Even so, most likely the Democrats will control the lower house of Congress and the Republicans the upper house. This will produce a relatively stable outcome on the policy front. There will be a substantial but not massive Covid support and stimulus package that the share market will like.
However there won't be the corporate tax hikes that Mr Biden would like. There will be policy moves towards climate change and renewable energy but they won't be radical or dramatic.
Mr Biden is likely to work hard to improve global trade and international relations via collaboration and negotiation. The US-initiated trade disputes with Europe and other countries should be resolved. Even the conflict with China may be reduced.
Mr Biden and Mr Xi were Vice Presidents of their countries at the same time and know each other quite well. Hopefully this may help the US provide effective leadership of the resistance effort against Chinese expansionism.
Investors also face threats and uncertainties. Covid continues to spread more widely than ever in Britain, Europe, India, the US and other countries. While the death rate is much lower in the second wave it is difficult to see how the virus will be controlled without a vaccine.
Financial markets are not influenced by the number of people who catch the virus but are greatly concerned about lockdowns and restrictions that limit business activity. The new US President may impose more severe restrictions that will cause markets to fall.
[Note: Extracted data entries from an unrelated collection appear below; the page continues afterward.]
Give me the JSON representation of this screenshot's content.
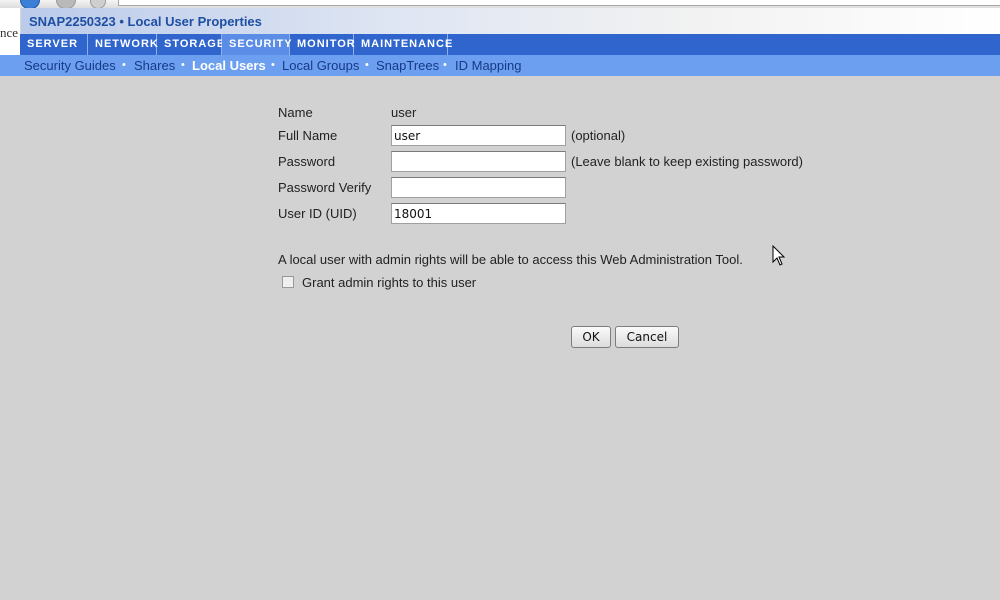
{
  "window": {
    "logo_text": "nce",
    "title": "SNAP2250323 • Local User Properties"
  },
  "main_nav": {
    "tabs": [
      {
        "label": "SERVER"
      },
      {
        "label": "NETWORK"
      },
      {
        "label": "STORAGE"
      },
      {
        "label": "SECURITY",
        "active": true
      },
      {
        "label": "MONITOR"
      },
      {
        "label": "MAINTENANCE"
      }
    ]
  },
  "sub_nav": {
    "separator": "•",
    "items": [
      {
        "label": "Security Guides"
      },
      {
        "label": "Shares"
      },
      {
        "label": "Local Users",
        "active": true
      },
      {
        "label": "Local Groups"
      },
      {
        "label": "SnapTrees"
      },
      {
        "label": "ID Mapping"
      }
    ]
  },
  "form": {
    "name_label": "Name",
    "name_value": "user",
    "full_name_label": "Full Name",
    "full_name_value": "user",
    "full_name_hint": "(optional)",
    "password_label": "Password",
    "password_value": "",
    "password_hint": "(Leave blank to keep existing password)",
    "password_verify_label": "Password Verify",
    "password_verify_value": "",
    "uid_label": "User ID (UID)",
    "uid_value": "18001",
    "admin_note": "A local user with admin rights will be able to access this Web Administration Tool.",
    "grant_admin_label": "Grant admin rights to this user",
    "grant_admin_checked": false
  },
  "buttons": {
    "ok_label": "OK",
    "cancel_label": "Cancel"
  },
  "colors": {
    "main_nav_bg": "#2f65cc",
    "main_nav_active": "#5b8ce6",
    "sub_nav_bg": "#6d9ff0",
    "title_color": "#1f4fa3",
    "page_bg": "#d2d2d2"
  }
}
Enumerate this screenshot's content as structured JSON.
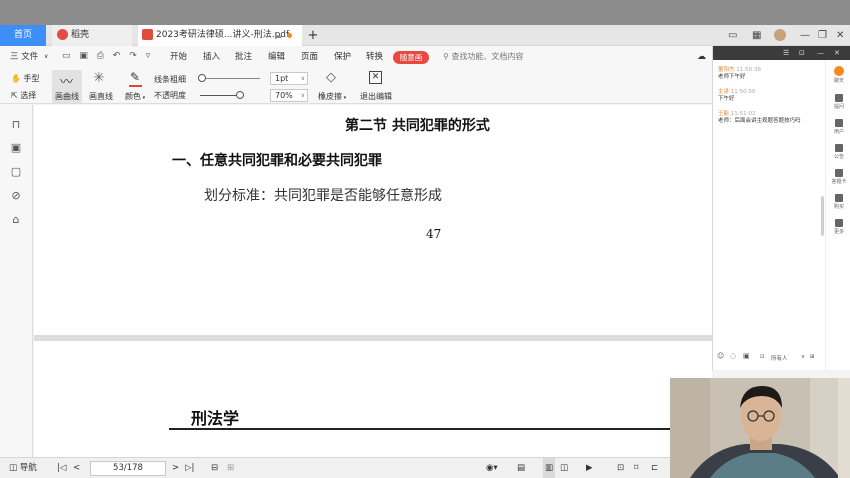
{
  "tabs": {
    "home": "首页",
    "daoke": "稻壳",
    "doc": "2023考研法律硕...讲义-刑法.pdf",
    "plus": "+"
  },
  "window_controls": [
    "▭",
    "▦",
    "—",
    "❐",
    "✕"
  ],
  "menu": {
    "file": "三 文件",
    "items": [
      "开始",
      "插入",
      "批注",
      "编辑",
      "页面",
      "保护",
      "转换"
    ],
    "badge": "随意画",
    "search_placeholder": "查找功能、文档内容"
  },
  "toolbar": {
    "hand": "手型",
    "select": "选择",
    "curve": "画曲线",
    "straight": "画直线",
    "color": "颜色",
    "thickness": "线条粗细",
    "opacity": "不透明度",
    "thickness_value": "1pt",
    "opacity_value": "70%",
    "eraser": "橡皮擦",
    "exit": "退出编辑"
  },
  "document": {
    "section_title": "第二节    共同犯罪的形式",
    "heading": "一、任意共同犯罪和必要共同犯罪",
    "body": "划分标准：共同犯罪是否能够任意形成",
    "page_number": "47",
    "page2_title": "刑法学"
  },
  "statusbar": {
    "nav": "导航",
    "page_indicator": "53/178"
  },
  "chat": {
    "header_icons": [
      "☰",
      "⊡",
      "—",
      "✕"
    ],
    "messages": [
      {
        "name": "董阳杰",
        "time": "11:50:38",
        "body": "老师下午好"
      },
      {
        "name": "主讲",
        "time": "11:50:50",
        "body": "下午好"
      },
      {
        "name": "王能",
        "time": "11:51:02",
        "body": "老师：后面会讲主观题答题技巧吗"
      }
    ],
    "side": [
      "聊天",
      "提问",
      "用户",
      "公告",
      "答题卡",
      "购买",
      "更多"
    ],
    "input_hint": "所有人"
  },
  "colors": {
    "accent": "#3e8ef7",
    "badge": "#e8493f",
    "chat_name": "#e68a3c"
  }
}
An effective vaccine isn't assured but it seems likely that some of the fifty-odd teams around the world working on producing one will succeed. Large numbers of vaccine doses can be produced quickly so a Covid preventative may be available in a few months.
While there are threats, the fundamental conditions for business are positive. The record low interest rates are very helpful, keeping the cost of borrowing down. Inflation also remains very low.
The low rates are also pushing more conservative investors to buy shares and properties for income and growth. This is likely to continue for several years.
Shares in companies in the travel and leisure industries are still depressed and provide healthy growth potential.
The low interest rates also make borrowing to invest in shares, managed funds and properties look attractive for investors with reliable, higher incomes.